A business is often judged by its bottom line — how well did the owners, managers and employees execute the business plan or generate cash flow?
And, while that philosophy may very well dictate whether a company survives and thrives, it may not necessarily reflect how the community views that business. However, a company’s philanthropic mission does.
Nearly 30 percent of Northeast Ohio businesses that responded to the 2001 ERC/SBN Workplace Practices Survey say they received recognition for their community involvement within the past two years. For those business owners — and the myriad others who get involved — it’s not about the hard work. Instead, it’s about social and corporate responsibility.
The methods vary, from financial donations or pure volunteerism to a mixture of each, but the goal remains the same — giving back to the community. Here are some examples of Northeast Ohio’s best practices in philanthropy.
Construction in FAITH
In June, Ohio-based Fifth Third Bank granted $50,000 to Lorain County’s Humility of Mary Housing Inc. to help finance the nonprofit’s $1.2 million project — FAITH House. FAITH (Families in Transitional Housing), will be a multi-unit housing facility designed to accommodate eight families in need and will include an attached community building for educational and social activities. The grant is part of Fifth Third’s long-standing commitment to aiding organizations within the Northeast Ohio community, explains Robert J. King Jr., president and CEO of Fifth Third Bank.

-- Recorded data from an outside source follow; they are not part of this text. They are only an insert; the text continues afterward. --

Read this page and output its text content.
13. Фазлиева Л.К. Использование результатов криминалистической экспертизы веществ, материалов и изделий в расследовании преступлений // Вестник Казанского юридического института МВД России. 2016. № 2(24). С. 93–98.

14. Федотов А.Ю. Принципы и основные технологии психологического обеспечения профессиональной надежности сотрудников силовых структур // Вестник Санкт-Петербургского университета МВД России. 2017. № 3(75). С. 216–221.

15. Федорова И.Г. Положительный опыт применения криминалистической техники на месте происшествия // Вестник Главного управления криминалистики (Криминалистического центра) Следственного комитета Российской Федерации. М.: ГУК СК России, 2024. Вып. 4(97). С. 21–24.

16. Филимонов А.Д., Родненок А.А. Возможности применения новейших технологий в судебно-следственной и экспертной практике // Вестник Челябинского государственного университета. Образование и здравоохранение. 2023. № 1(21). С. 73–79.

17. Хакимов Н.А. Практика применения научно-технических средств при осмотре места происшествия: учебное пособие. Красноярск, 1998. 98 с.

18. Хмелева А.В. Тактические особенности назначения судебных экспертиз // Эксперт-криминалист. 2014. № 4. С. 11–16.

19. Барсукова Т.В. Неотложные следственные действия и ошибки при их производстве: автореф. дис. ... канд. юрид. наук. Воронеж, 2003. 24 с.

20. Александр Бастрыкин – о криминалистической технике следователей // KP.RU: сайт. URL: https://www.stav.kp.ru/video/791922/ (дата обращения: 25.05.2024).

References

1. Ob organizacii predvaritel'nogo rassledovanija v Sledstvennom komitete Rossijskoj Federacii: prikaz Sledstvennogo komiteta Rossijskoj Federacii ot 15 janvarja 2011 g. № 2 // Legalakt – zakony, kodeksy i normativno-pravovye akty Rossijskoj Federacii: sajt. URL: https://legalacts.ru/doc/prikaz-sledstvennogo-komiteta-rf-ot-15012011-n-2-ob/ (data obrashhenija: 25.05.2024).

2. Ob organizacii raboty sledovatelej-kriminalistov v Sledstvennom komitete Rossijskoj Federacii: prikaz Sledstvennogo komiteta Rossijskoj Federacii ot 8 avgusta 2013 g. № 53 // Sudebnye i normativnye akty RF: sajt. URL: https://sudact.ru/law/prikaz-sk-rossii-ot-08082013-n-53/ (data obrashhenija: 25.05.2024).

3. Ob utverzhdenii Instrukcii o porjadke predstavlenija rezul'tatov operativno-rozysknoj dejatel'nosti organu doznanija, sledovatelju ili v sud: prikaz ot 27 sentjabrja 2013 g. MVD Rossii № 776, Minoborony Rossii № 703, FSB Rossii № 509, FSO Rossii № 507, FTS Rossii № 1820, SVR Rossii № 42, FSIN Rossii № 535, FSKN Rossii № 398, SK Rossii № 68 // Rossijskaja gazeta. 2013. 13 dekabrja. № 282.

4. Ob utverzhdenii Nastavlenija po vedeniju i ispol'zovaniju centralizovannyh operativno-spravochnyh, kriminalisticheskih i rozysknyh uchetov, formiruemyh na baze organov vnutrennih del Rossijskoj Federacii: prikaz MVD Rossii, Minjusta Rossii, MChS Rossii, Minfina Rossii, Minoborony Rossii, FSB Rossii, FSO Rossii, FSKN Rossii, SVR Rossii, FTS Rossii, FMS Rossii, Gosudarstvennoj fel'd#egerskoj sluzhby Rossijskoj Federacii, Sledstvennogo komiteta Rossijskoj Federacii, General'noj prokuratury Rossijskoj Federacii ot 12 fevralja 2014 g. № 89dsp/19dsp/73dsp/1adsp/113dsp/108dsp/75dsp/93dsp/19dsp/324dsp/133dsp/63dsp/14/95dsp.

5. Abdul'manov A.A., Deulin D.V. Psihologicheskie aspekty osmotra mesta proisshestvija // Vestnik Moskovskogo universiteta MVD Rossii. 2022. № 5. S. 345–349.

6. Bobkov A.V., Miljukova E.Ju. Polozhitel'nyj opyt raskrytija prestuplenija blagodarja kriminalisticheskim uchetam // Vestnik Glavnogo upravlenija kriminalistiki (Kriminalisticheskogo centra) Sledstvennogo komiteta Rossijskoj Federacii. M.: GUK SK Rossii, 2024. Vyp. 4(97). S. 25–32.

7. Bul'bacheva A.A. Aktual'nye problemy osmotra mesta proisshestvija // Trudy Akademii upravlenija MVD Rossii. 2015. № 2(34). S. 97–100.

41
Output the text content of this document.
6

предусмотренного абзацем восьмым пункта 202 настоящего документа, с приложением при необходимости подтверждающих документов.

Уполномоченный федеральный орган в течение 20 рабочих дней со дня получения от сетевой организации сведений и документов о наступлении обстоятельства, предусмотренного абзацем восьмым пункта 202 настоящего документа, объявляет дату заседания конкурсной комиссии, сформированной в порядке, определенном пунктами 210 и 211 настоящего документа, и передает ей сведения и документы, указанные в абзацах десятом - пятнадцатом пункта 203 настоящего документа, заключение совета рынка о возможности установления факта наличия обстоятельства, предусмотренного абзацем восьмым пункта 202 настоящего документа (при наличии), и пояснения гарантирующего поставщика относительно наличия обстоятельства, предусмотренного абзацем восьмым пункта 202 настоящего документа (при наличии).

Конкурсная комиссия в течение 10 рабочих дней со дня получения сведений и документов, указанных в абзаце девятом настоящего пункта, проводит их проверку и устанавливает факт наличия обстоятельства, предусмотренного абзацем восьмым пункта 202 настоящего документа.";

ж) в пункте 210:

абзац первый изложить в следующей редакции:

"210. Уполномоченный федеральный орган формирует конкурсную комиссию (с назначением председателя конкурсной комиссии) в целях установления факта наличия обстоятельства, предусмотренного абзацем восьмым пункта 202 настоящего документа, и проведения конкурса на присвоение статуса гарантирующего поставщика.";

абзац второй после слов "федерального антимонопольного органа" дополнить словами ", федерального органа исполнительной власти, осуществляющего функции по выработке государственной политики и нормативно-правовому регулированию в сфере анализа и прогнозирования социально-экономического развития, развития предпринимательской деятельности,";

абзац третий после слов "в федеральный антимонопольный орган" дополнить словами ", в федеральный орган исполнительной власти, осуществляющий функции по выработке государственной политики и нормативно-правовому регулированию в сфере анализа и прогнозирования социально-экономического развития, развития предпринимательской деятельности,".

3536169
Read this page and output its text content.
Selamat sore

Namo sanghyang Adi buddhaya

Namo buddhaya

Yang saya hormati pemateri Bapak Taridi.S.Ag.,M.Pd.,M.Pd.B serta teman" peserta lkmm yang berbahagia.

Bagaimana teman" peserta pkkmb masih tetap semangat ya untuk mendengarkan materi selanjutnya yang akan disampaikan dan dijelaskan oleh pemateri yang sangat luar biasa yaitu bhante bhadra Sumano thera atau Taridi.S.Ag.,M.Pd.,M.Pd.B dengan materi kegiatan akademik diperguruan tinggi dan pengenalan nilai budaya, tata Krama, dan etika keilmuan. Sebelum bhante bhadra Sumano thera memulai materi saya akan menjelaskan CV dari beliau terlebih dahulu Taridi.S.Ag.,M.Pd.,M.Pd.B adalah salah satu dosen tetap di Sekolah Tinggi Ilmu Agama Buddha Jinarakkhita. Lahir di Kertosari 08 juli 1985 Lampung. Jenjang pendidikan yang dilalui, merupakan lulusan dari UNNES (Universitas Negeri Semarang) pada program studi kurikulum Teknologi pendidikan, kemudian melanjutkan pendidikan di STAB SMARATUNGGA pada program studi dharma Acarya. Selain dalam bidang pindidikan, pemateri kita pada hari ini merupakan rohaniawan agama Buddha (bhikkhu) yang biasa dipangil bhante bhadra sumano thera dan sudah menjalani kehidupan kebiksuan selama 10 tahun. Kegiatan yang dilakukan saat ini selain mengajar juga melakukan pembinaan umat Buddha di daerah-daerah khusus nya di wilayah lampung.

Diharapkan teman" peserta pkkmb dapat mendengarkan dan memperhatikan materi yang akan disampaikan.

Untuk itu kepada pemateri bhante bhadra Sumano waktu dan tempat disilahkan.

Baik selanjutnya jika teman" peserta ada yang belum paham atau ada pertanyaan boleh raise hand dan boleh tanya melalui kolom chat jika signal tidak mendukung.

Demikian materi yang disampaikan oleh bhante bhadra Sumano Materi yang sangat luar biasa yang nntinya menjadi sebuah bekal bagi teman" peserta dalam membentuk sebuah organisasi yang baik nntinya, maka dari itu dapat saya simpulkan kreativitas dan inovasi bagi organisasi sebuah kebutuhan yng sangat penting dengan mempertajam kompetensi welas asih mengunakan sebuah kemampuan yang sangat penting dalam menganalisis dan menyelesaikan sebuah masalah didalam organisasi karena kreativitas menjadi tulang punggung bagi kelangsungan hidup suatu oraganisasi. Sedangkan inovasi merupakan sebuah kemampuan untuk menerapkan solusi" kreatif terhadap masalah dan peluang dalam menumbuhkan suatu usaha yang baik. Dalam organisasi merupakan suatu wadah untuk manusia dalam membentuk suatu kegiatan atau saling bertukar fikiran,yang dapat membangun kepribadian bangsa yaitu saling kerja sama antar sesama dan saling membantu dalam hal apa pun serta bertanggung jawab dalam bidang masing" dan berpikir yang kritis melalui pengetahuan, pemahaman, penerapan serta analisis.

Says King, ”This grant will enable Humility of Mary Housing to further its mission of empowering low-income individuals and families through quality, affordable housing and support services.”
One bagel at a time
If the employees at nine Northeast Ohio Einstein Bros Bagels shops meet their goal, they’ll raise more than $6,000 for the Cleveland Foodbank this summer through three events — Rib Fest, Kids Fest and Taste of Cleveland.
”We feel a deep loyalty to our customers, as they do us, so any charitable programs that support local issues are important to us,” explains Stacie Lange, Einstein Bros public relations manager. ”We are often title sponsors, but we donate catering services and food as well.”
Einstein Bros raises money several ways, including offering prizes and food coupons.
Days of fun
Employees at Cleveland Glass Block spent one warm, sunny June day out of the office, substituting their regular work responsibilities with playing with children at the Berea Children’s Home and Family Services. CEO Mike Foti says employees were compensated for a regular work day, but instead of powering the company, they participated in a day’s worth of events designed to bring smiles to the faces of Berea Children’s Home’s children.
”We believe that collaborating with organizations like BCHFS helps build a sense of family and teamwork throughout our company,” Foti says. ”Cleveland Glass Block’s philosophy is to build our company family and our community, thereby building social capital in the Greater Cleveland area.”